Christiane Gil, drogada e promíscua
Por Reinaldo Azevedo

A nova versão se passa na cidade de Salvador, onde “homens de prosa mole e pouca testosterona rebolam seminus num ritual de ode a boiolagem chamado carnaval”. A narrativa impressiona pela descrição detalhada do ambiente em que Christiane Gil cresceu. “Num antro de marxismo e concupiscência, Christiane Gil, 14 anos, qual uma deusa da fertilidade, passava as tardes na rede, mirando a juventude evolar-se como as volutas de fumaça do baseado que trazia à mão”, diz um dos trechos mais pungentes da narrativa. Dado Dolabella contribui com um soco e um posfácio.
 

Sítio do (finado) pica-pau amarelo
Por Hildebrando Pascoal

No sítio de Bolsonaro é permitido caçar. “Todo mundo sabe que pica-pau é uma praga, e na minha versão do livro Pedrinho dá logo um pipoco de AR-15 no bicho”, explicou o deputado. A releitura do clássico de Monteiro Lobato também prevê a derrubada do pomar para o plantio de soja transgênica. Ao longo das edições subseqüentes, o sítio perderá progressivamente a cobertura vegetal, “e os ambientalistas que se entendam com a Cuca, que aliás tomará umas porradas muito bem dadas pela polícia.” Tia Nastácia será despedida logo no primeiro capítulo “para evitar que desencaminhe Narizinho com aqueles seios fartos”, e o Visconde de Sabugosa só será incluído no enredo se “der um jeito na boiolice”.

A Moreninha
Por Paulo César Peréio

Na edição revista, Augusto não resiste aos avanços libidinosos de Carolina, a Moreninha do título, e morre de exaustão. “O livro é bom, mas faltou ao Joaquim Manoel de Macedo ser macho para dizer o que saltava aos olhos da sociedade do seu tempo, ou seja, que essas moreninhas são todas umas pitonisas do sexo.” Baseado nas evidências do romance, Bolsonaro pediu a prisão de Preta Gil.
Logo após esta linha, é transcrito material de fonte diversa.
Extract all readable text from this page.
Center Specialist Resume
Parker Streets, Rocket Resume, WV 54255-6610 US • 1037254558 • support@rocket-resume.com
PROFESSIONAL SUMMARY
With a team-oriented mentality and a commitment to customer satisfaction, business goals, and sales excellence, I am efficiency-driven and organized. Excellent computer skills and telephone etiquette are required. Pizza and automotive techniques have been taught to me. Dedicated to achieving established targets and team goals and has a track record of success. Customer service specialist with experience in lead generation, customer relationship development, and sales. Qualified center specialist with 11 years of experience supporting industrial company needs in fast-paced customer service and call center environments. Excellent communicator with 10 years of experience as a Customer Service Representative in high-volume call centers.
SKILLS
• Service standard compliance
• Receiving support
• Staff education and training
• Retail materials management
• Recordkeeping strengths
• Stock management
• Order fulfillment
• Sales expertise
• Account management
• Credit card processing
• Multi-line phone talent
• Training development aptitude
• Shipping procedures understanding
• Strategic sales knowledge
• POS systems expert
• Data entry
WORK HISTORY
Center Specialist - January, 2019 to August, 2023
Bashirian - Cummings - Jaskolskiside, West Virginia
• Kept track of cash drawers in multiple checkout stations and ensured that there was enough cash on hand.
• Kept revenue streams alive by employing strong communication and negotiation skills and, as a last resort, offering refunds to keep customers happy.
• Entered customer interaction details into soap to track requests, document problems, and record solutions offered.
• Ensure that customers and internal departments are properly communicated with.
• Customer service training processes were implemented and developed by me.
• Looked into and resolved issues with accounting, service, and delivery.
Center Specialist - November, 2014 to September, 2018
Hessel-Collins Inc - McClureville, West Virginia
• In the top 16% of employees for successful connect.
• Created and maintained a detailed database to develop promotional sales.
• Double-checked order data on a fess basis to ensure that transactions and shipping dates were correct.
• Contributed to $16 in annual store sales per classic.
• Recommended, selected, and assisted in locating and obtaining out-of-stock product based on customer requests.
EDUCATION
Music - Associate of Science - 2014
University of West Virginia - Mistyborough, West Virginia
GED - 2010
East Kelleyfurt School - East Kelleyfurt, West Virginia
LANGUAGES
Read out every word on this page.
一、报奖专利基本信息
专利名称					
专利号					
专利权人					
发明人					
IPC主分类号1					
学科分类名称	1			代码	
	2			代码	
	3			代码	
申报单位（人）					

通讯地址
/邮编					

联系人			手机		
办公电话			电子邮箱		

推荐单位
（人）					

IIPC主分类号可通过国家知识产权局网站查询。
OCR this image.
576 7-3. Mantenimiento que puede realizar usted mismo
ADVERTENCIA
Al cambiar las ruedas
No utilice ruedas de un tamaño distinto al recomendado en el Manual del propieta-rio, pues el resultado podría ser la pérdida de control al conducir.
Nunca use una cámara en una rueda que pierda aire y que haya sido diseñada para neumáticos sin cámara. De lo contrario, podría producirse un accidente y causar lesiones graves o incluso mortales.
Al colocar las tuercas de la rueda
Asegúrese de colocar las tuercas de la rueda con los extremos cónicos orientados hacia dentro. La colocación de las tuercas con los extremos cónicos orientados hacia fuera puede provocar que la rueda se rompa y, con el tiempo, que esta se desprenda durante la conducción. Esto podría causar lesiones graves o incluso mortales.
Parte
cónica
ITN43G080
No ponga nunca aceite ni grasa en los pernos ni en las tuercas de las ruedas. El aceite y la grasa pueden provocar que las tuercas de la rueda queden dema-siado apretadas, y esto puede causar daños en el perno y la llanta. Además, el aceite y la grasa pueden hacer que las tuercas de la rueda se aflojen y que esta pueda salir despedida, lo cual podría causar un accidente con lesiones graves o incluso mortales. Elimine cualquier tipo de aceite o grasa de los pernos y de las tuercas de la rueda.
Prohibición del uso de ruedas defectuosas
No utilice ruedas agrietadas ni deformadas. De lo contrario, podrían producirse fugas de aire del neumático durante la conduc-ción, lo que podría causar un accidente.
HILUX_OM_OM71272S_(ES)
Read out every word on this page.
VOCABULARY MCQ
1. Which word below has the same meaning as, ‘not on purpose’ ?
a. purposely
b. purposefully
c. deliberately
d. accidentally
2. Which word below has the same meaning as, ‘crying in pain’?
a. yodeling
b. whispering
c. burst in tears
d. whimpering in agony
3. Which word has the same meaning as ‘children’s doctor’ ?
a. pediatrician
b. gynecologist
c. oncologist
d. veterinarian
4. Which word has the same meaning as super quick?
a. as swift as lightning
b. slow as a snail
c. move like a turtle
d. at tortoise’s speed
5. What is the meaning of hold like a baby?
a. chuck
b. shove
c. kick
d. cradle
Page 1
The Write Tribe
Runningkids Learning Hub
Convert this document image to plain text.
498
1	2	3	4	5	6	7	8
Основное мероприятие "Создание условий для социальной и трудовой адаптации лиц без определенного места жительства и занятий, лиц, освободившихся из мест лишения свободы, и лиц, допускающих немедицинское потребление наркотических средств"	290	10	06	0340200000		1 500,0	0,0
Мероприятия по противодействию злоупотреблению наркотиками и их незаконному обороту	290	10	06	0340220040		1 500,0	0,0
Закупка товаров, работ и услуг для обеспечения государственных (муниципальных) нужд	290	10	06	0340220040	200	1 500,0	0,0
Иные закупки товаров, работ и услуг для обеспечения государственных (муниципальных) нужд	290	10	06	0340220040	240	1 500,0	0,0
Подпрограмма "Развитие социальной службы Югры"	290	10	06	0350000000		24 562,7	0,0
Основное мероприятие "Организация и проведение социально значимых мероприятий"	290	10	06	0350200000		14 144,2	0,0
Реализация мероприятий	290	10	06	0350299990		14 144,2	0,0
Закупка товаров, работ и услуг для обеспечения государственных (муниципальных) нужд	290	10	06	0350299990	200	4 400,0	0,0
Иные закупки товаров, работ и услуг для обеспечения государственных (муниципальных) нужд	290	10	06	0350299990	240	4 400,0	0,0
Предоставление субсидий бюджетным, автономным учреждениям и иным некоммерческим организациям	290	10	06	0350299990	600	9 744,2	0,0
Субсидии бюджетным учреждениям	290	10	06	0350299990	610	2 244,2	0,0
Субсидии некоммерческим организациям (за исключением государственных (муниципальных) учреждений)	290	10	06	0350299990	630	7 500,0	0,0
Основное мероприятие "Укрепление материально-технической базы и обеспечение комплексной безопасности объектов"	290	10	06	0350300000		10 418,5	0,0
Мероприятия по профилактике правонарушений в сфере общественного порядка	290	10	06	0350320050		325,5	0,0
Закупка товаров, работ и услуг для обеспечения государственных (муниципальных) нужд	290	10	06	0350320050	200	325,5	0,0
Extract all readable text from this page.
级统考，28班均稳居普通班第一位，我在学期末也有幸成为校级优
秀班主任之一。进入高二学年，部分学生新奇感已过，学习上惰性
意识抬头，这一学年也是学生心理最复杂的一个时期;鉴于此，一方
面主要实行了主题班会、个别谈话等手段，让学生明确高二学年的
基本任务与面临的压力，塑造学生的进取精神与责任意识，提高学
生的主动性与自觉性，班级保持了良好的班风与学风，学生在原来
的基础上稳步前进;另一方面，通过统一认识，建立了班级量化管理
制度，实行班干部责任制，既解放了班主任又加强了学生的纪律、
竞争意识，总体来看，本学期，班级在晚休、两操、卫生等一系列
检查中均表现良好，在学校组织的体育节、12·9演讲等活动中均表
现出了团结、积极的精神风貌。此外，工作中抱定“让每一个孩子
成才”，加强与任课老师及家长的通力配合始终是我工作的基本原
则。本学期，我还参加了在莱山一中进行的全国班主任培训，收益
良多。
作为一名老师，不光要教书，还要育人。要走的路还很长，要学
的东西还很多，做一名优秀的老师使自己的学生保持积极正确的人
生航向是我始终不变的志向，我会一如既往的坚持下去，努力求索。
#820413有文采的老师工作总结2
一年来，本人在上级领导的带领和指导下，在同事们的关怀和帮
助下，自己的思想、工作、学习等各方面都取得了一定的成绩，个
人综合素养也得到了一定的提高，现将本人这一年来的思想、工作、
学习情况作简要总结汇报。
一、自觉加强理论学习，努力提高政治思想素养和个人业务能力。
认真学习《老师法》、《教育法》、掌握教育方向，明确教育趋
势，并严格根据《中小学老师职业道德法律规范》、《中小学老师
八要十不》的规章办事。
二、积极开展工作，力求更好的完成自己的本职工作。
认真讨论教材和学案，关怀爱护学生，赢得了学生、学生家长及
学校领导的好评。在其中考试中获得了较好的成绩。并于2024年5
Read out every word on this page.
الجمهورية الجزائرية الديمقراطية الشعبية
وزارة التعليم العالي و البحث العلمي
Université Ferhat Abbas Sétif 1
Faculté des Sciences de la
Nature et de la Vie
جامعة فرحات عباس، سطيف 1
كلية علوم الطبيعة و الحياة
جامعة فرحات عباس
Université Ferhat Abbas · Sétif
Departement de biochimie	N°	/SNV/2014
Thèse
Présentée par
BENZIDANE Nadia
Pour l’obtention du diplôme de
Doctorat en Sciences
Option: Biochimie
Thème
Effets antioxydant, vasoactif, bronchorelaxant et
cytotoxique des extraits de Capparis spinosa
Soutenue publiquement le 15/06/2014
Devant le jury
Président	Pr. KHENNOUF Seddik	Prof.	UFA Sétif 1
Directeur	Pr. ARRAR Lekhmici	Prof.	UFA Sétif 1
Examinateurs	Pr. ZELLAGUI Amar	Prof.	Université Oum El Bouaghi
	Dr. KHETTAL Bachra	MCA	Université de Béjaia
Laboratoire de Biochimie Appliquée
Casa Grande & Dependências
Por Carlos Alberto Brilhante Ustra

“Senzala é um termo típico de intelectualzinho de esquerda, daqueles bem afetadinhos que chamam revolução militar de golpe”, observa Bolsonaro, em erudita nota introdutória à nova edição renomeada do clássico de Gilberto Freyre. “Dizem que Freyre era de direita, mas é óbvio que o homem tinha mais inclinação pela esquerda do que esse Chico Buarque. A historiografia mostra que as senzalas eram espaçosas e arejadas, com palha de boa qualidade no chão.” Bolsonaro destaca a importância dos capítulos que tratam do conúbio carnal entre brancos e negros. O livro se tornou peça-chave da ação criminal contra Preta Gil.

Lançamentos futuros

Dom Casmurro
Por Anthony Garotinho

Em vinte páginas ilustradas, Garotinho descreve a rotina de Capitu, uma moça religiosa, que só usa saia abaixo do joelho e gola abotoada até o pescoço. Não que não seja sapeca: em momentos de grande excesso é capaz de beber até dois copos de guaraná. “Como toda mulher moderna, Capitu só sai do fogão para ir à missa. Quando anda na rua, abaixa a cabeça para não cruzar a vista com algum Bentinho safado", diz a sinopse.

Grande Sertão: Veredas
Por Reginaldo Rossi
A nova versão desbasta a linguagem impenetrável e descobre a verdade sobre Riobaldo e Diadorim: os dois não passam de uma dupla sertaneja que derrete o coração das moças. Acompanha encarte com cifras de canções como “Homem com H”, “Fuscão Preto”, "Mon Amour, Meu Bem, Ma Femme", “Pare de tomar a pílula” e “Eu vou tirar você desse lugar”.
 

Guerra e Paz
Por Mike Tyson

Na versão encomendada a Tyson, as 900 páginas do clássico russo são reduzidas a 200. “Só interessa a parte da guerra. Paz é coisa de maconheiro”, explica o deputado, que publicará o livro com o título de . A edição oferecerá possibilidades de merchandising para anunciantes da indústria bélica. “‘Imaginem se o Príncipe Andrei souber que estive em poder dos [aviões Mirage, submarinos nucleares classe Scorpène, helicópteros Cougar] franceses!’, exclamou a princesa Maria Nikolayevna Bolkonski. “Que eu, a filha do Príncipe Nicolau Bolkonski, pedi ao General Rameau que me protegesse [com uma pistola Sig-Sauer P220 com corpo de polímero] e que aceitei o seu favor!’”

 

No coração das trevas
Por Nuno Leal Maia

Jair Bolsonaro aproveita apenas o título do clássico de Joseph Conrad. O livro inaugura a coleção de coffee table books assinada pela mãe do deputado, dona Jeruza Bolsonaro. Luxuoso e fartamente ilustrado, este primeiro volume é um convite para que o leitor viaje pelas soluções criativas de decoração que Preta Gil encontrou para suas residências.